@
September 11, 2015

Landry: Foley & Argos looking to prove worth in LDC rematch

Don Landry | Argonauts.ca Insider

Well, that one just isn’t sitting right.

Labour Day is now in the rearview mirror, however, and the Toronto Argonauts know that because of their loss to Hamilton on Monday, they have something to prove. To football fans, to the Ticats and to themselves. They are determined to start delivering positive proof immediately – as in Friday night – when they take on the Ticats once again, this time on home field.

Defensive end Ricky Foley is one of the Argos’ veterans who will be expected to lead the team out of the echoes of that 42-12 loss at Tim Hortons Field and into the immediate future, in effective fashion.

“I think you’ll see a much closer game and a much better effort by us,” Foley said, just after practice on Thursday. “I honestly think it’s gonna be good for us in the long term.”

Foley was speaking soberly about lessons learned as a team with so many young players took its medicine against its biggest rival. With first place on the line, the Ticats came away with a thorough win, leaving a frustrated Foley wondering what went wrong. Now, after a look at the film and a couple of days of installing adjustments, the 33-year-old vet is feeling optimistic that Friday night’s rematch will showcase an Argos team that is back on the rise.

“I’m confident the changes we’ve made are going to make it a lot different ball game,” Foley said, happy that film study of Labour Day illuminated some execution breakdowns. That might sound a little odd, but as he explained, it’s much better to see a struggle with the x’s and o’s as opposed to what would really be a back breaker – seeing personnel overwhelmed. “If you see that this team, one on one, athlete to athlete, is beating us, what do you do?” he asked rhetorically, satisfied that is not what happened on Monday.

It was just a lot of things that kept on happening over and over again but I think they’re correctable,” he said. “Some bad habits got exposed and brought to the surface when a little more emphasis gets put on them, right?”

Foley’s last point had to do with the living on the edge kind of act the Argos had been pulling off. Starting slowly in many games, they’d nonetheless been able to charge back and take victories in the late stages of  games. They did it against Saskatchewan twice. Did it in Winnipeg. Did it in B.C., rallying from a 21 point deficit in that one. “We kind of snuck away with some victories, it’s no secret,” he said. “Can’t do that against Hamilton.”

With two losses in a row and Hamilton winning the season series, the climb to first place got a little steeper for the Argonauts and there is company just below them in the standings as well, with Ottawa sitting two points back.

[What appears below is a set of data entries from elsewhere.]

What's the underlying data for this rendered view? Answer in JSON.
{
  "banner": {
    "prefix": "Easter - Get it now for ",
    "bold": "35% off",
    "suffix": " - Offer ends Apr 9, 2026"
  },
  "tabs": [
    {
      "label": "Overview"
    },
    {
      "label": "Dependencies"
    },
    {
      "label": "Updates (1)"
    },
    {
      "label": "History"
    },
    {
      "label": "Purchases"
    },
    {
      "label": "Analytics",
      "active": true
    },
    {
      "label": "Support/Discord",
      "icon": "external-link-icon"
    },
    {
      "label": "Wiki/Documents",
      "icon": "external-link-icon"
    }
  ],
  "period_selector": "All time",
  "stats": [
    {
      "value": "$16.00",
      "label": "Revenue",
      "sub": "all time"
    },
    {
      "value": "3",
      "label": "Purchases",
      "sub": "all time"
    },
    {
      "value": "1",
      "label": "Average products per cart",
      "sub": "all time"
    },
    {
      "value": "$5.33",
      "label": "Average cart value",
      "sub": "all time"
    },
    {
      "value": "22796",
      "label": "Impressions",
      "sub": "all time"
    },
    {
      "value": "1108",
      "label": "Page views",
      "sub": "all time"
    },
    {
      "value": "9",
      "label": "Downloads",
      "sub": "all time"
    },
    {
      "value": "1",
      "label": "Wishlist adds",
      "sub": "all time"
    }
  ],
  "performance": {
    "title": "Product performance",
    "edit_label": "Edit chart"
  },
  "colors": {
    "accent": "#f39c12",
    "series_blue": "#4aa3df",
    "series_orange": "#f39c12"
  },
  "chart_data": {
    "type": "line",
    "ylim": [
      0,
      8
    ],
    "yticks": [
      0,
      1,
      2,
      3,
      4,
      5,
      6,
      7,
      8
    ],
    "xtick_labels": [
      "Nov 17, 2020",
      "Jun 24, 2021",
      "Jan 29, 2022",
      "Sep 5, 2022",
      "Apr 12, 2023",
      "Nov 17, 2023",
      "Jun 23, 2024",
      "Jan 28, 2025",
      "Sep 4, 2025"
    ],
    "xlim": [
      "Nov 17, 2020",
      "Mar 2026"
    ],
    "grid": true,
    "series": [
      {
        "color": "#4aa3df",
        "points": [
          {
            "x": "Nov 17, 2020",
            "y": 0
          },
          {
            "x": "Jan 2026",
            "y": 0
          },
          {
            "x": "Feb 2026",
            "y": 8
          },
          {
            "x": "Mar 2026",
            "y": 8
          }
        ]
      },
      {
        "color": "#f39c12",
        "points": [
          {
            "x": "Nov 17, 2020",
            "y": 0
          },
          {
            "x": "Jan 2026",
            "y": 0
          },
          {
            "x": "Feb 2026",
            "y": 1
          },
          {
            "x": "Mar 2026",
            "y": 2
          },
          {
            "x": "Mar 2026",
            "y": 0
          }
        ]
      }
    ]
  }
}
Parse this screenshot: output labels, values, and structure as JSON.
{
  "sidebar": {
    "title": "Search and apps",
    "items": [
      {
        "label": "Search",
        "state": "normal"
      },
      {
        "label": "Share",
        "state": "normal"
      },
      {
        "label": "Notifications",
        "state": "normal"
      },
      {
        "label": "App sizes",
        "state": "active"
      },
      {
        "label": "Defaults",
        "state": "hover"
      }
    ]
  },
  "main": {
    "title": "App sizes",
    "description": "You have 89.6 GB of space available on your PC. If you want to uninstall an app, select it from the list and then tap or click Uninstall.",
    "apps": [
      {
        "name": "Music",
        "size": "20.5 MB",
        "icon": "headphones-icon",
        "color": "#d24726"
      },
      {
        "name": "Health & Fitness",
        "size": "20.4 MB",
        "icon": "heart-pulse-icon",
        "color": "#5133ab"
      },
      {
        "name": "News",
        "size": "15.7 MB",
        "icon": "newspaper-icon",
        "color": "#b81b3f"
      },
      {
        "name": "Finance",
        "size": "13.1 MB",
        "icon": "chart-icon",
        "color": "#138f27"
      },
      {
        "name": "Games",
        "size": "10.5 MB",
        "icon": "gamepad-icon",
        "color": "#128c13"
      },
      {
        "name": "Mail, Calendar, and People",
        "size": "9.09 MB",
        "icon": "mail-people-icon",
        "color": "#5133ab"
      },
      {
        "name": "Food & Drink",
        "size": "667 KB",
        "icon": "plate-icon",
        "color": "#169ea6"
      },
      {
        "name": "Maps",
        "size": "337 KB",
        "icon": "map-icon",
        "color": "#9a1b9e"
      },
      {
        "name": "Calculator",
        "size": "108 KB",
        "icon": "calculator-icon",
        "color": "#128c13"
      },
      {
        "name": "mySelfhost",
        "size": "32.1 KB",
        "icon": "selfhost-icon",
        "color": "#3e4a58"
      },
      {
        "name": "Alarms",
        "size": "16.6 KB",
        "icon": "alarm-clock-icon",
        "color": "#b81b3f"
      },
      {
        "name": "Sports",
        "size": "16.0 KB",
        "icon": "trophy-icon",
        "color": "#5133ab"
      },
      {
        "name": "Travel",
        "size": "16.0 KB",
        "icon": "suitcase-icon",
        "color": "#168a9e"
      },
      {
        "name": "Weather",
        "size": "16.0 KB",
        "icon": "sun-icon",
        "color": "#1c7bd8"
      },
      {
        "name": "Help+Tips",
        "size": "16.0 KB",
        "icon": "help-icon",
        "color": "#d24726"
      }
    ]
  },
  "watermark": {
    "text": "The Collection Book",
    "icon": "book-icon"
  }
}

After Friday night’s tilt with the Ticats, the Argos will meet the Redblacks twice in a row. The proving ground is at hand.

“It’s going to be telling,” said Foley, a Grey Cup Champion with the Argos in 2012 and then again with the Roughriders in 2013. “It’s going to be interesting to see what happens in the next few games, especially (against Hamilton) and see how we bounce back.”

“Every championship team I’ve been a part of has had a lull, a point in the season where things aren’t going well and they had to turn things around. I’ve also been a part of teams that haven’t been so successful and they don’t bounce back.”

Short weeks are tough on a football team, but that usually is only a disadvantage if the opponent has had more time to prepare, which was the case when the Argos travelled to Edmonton for Week 10. That they were fatigued must certainly have been a factor in that game, as the Eskimos pulled away in the fourth quarter. However, with Hamilton in the same situation as the Argonauts, there is no advantage taken or given. Something the short week can do, Foley argues, is allow you to get right back into it when you’ve got things to straighten out.

“One good thing – the only good thing – about the short week is you’re able to get it out of your system right away,” he said. “Go correct things right now. If we had the bye week (now), that sucks. That’s crappy where you’ve gotta spend ten days, two weeks dwelling on what happened.”

Following the Labour Day Game, head coach Scott Milanovich honestly seemed more surprised than anything else. Foley says that’s a sentiment that was shared through the ranks of the players, too.

“We all really did feel good. Big game. Huge game. Hyped, everything. Big stage, like a playoff game. It sucks. It definitely felt bad.”

“It was just things like being a second away from a sack, or (even) a split second. Just things like that,” he said.

Now comes an opportunity to wash that bad taste out of their mouths. Foley is confident of a step forward and is hopeful that the first year players came out of the Labour Day blast furnace as tempered steel.

“Maybe now we’re used to that big scene and the atmosphere and we’ll be able to step into some big games now and be better for it.”